Nuclear, Reactors

Nuclear power plants prepare for expected hurricane

Hurricane Irene continued to make its way toward the East Coast of the United States at press time on August 25 and was expected to make landfall over the weekend. As the storm approached, nuclear power plants in the expected path have begun preparations.

Hurricane Irene is expected to make landfall just days after Dominion Power’s (NYSE: D) two pressurized water reactors at the 1,800 MW North Anna plant in Virginia shut down automatically following a 5.8 earthquake. Dominion Virginia Power spokesperson David Botkins said that with an in-house team of meteorologists that study weather models, it allows Dominion to have a long lead time for preparations.

“Models change hourly and models change daily so there is a lot of fine tuning and sophistication that goes into it right up to impact,” he said. “

Dominion’s meteorologists work with logistical experts to plan and begin pre-deployment exercises to respond as quickly and safely as possible.

“We just went through a very rigorous exercise in June to get ready for this very thing,” said Botkins.

A spokesperson at Progress Energy (NYSE: PGN) said the company’s plan calls for preparations to occur beginning about 120 hours before the storm’s anticipated landfall. As of the morning of August 25, a number of nuclear power plants appeared to be within the storm’s projected path: Brunswick, Harris, Indian Point, Oyster Creek, Pilgrim, Millstone, Surry, Seabrook, Vermont Yankee, Limerick, Calvert Cliffs, Peach Bottom, Three Mile Island, Susquehanna and Salem. Of those, the plants further inland and to the north would likely see less impact, according to weather models from the Weather Channel.

Progress Energy owns and operates two plants in North Carolina within the projected path of the storm: the single unit, 900 MW Harris nuclear plant and the two-unit, 1,875 MW Brunswick nuclear power plant near Southport.

“One of the realities of having as much coastal service area as we have is the annual threat of major storms,” said Progress spokesperson Mike Hughes in an email to Power Engineering magazine.  “That said, we practice and refine the comprehensive storm plan with each drill and each real event.”

The Brunswick plant is the only nuclear plant in their fleet that may see hurricane-force winds. But based on the current forecast, Hughes said, Progress does not expect hurricane-force winds at the plant.

Hughes said that if hurricane-force winds are expected at Brunswick, operators would bring the plant to shutdown two hours before the expected arrival of the hurricane winds.

Brunswick is designed for water levels 22 feet above sea level. Its flood protection is based on what Hughes called “the most severe storm tides at the site associated with probable maximum hurricane winds” up to 128 MPH.

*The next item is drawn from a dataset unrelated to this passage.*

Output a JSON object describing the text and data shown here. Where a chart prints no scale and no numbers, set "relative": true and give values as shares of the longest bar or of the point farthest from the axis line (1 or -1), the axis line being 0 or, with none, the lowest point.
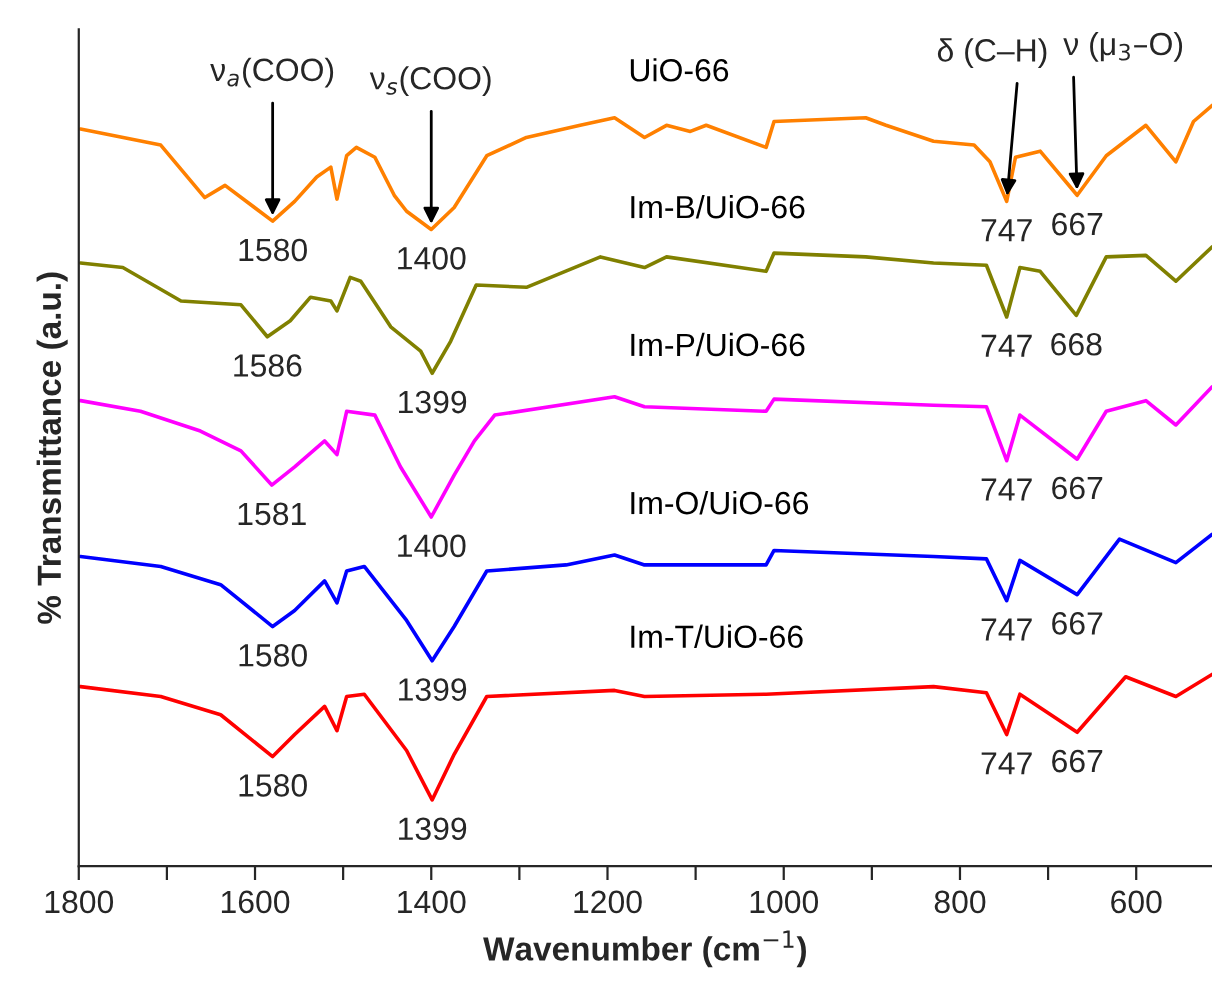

After dealing in 2005 with Hurricanes Katrina and Rita, Entergy (NYSE: ETR) is familiar with the damage that hurricanes can leave behind. After Katrina, 37,000 square miles, roughly one third of Entergy’s service territory, was affected. The Mississippi-based utility is again making preparations for Irene to pass near its Indian Point Energy Center in New York. The two-unit 2,069 MW nuclear power plant sits on the east bank of the Hudson River 38 miles north of New York City and is projected to be affected by the storm as it is weakening. Entergy spokesperson Jerry Nappi said plant personnel are monitoring the storm track and potential for hurricane and high winds.

“If winds in excess of 100 mph approach 320 nautical miles from the plant, operators take action to begin shutting the plant down prior to the 100 mph winds reaching the site,” he said.

Progress has mutual assistance pacts with other utilities across the Southeastern Electric Exchange and had informed them of the possibility of needing additional resources. Progress also has the ability to deploy crews from unaffected areas, if needed, and has teams ready to travel from South Carolina and central North Carolina regions. Dominion is also able to move resources across jurisdictional boundaries, as needed, into the area that could be most affected by Hurricane Irene.